Tories target DfES over truancy rates
The Conservatives have claimed that truancy rates have gone up by 15% under Labour compared with the final year of the Tory government.
Over one million school children skipped classes last year, according to the party, despite the Government’s £650m campaign to combat truancy.
When Labour came to power in 1997, it promised to cut truancy by one-third by 2002.
The Government has had some success with policies such as conducting daytime sweeps of the streets to check on children out of school, financial incentives for schools to improve their attendance records, and measures against parents of truants, including a £2,500 fine or up to three months in jail.
But, according to the Conservatives, all the tough talk and apparent action has not been matched by results, with 566,644 secondary school pupils missing school without permission at least once last year, while in primary schools, 564,445 children played truant.
Shadow Education Secretary Damian Green claimed that the figures were “yet another example of how [the Government] have failed to keep their promises on education”.

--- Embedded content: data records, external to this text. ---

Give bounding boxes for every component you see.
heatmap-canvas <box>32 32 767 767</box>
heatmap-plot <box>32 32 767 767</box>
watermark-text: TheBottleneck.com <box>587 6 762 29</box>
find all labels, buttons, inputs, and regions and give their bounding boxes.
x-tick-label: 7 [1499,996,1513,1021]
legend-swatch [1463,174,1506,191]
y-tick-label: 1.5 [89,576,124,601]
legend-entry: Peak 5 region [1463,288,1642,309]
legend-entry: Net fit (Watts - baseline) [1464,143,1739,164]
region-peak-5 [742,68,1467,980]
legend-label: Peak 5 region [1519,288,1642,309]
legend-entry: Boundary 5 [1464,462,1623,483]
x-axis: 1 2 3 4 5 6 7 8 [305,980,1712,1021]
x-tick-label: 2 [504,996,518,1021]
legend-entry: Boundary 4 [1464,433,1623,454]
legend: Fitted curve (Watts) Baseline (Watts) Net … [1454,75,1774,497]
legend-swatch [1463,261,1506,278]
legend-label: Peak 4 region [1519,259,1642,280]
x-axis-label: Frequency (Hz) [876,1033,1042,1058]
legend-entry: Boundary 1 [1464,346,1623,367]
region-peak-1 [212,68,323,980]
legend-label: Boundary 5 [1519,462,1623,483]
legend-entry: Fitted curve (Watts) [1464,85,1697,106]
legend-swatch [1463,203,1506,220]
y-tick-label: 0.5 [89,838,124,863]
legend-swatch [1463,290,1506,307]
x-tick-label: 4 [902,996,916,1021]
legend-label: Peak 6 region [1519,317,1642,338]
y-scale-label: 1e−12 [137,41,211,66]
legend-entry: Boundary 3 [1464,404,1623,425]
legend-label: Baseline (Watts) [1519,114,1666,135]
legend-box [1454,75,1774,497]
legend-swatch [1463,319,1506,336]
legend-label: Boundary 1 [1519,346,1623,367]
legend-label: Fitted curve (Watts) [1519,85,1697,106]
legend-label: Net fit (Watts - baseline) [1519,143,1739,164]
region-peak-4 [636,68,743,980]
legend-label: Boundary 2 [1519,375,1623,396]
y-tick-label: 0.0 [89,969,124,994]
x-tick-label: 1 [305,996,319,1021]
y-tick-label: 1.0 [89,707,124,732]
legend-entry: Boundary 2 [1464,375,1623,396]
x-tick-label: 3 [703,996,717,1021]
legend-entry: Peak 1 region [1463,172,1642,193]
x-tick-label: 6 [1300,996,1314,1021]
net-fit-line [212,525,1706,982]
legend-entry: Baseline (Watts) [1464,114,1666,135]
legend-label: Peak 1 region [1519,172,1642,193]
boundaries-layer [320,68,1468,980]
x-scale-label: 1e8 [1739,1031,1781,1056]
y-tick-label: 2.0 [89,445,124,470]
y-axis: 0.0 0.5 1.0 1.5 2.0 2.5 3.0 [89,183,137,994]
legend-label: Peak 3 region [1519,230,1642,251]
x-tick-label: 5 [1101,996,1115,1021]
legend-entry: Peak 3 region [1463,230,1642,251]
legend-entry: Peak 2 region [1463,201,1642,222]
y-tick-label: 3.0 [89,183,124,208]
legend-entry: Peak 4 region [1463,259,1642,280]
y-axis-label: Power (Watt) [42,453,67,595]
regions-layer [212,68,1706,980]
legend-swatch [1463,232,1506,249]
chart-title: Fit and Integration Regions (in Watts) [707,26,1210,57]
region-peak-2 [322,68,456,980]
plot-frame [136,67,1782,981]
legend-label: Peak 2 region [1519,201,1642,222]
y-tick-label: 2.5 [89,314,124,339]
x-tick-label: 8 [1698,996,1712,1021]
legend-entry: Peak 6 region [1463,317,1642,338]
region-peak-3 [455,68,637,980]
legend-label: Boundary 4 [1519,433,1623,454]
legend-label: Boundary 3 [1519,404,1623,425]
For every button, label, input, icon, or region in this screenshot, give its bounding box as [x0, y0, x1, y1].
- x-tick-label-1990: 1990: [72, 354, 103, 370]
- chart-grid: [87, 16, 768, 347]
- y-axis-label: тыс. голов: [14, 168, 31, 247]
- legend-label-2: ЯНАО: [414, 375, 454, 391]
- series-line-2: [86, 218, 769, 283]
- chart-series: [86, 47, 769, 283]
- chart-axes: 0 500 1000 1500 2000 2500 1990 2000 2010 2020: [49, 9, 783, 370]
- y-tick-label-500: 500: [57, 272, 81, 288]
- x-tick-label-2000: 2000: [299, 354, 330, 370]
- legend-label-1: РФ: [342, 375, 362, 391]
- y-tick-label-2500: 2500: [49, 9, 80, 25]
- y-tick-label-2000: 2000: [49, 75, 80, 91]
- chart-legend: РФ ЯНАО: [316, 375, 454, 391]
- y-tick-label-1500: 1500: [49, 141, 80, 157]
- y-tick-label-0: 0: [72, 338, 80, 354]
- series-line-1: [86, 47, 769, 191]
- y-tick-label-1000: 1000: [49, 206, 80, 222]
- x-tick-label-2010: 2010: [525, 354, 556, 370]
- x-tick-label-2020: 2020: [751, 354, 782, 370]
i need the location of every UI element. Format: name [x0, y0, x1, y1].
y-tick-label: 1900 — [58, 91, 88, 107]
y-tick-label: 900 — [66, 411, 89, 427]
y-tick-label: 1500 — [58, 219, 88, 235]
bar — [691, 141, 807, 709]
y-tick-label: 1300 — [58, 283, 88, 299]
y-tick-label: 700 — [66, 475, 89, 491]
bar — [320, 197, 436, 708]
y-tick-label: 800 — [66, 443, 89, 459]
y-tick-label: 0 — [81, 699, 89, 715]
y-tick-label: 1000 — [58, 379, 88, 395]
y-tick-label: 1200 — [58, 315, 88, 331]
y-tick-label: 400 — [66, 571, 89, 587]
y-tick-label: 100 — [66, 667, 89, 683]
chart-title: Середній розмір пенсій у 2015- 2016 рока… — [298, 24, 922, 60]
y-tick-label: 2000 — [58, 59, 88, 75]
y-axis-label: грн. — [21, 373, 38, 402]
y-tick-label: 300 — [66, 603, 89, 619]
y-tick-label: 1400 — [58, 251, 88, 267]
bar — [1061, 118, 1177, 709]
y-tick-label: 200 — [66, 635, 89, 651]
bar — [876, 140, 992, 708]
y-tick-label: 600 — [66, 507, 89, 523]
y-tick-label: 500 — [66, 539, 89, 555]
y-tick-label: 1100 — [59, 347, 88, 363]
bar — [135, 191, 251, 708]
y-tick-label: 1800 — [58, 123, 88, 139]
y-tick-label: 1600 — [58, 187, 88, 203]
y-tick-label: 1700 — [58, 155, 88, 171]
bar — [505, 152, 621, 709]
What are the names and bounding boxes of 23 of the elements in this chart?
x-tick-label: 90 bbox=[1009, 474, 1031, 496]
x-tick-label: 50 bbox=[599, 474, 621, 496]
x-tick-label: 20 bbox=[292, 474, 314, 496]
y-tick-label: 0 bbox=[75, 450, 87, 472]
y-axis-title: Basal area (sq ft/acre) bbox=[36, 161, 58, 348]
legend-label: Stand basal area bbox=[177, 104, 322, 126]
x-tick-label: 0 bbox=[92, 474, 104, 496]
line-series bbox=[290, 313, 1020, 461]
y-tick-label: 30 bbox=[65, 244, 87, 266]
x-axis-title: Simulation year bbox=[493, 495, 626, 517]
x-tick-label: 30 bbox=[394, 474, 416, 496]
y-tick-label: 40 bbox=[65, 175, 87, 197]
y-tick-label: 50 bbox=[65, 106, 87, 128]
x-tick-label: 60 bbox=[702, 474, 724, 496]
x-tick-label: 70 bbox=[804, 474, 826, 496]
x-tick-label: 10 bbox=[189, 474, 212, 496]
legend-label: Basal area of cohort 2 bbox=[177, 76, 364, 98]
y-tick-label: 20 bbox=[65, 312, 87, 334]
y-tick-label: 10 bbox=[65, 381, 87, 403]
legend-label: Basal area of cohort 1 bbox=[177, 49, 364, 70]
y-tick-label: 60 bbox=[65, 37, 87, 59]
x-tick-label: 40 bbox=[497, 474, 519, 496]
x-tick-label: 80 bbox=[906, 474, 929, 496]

He added: “What schools need is a return to the power of heads to impose discipline, and an improvement in the vocational curriculum so that all children feel they are gaining something useful from every school day.”
Tackling truancy is still high up the agenda for the DfES, with an extra £470m due to be ploughed into new strategies in time for the start of the next academic year.
But the department may have to review its options, with the BBC reporting today that new research due out next month is expected to claim that strong deterrents such as custodial sentences for parents have little or no effect on truancy rates.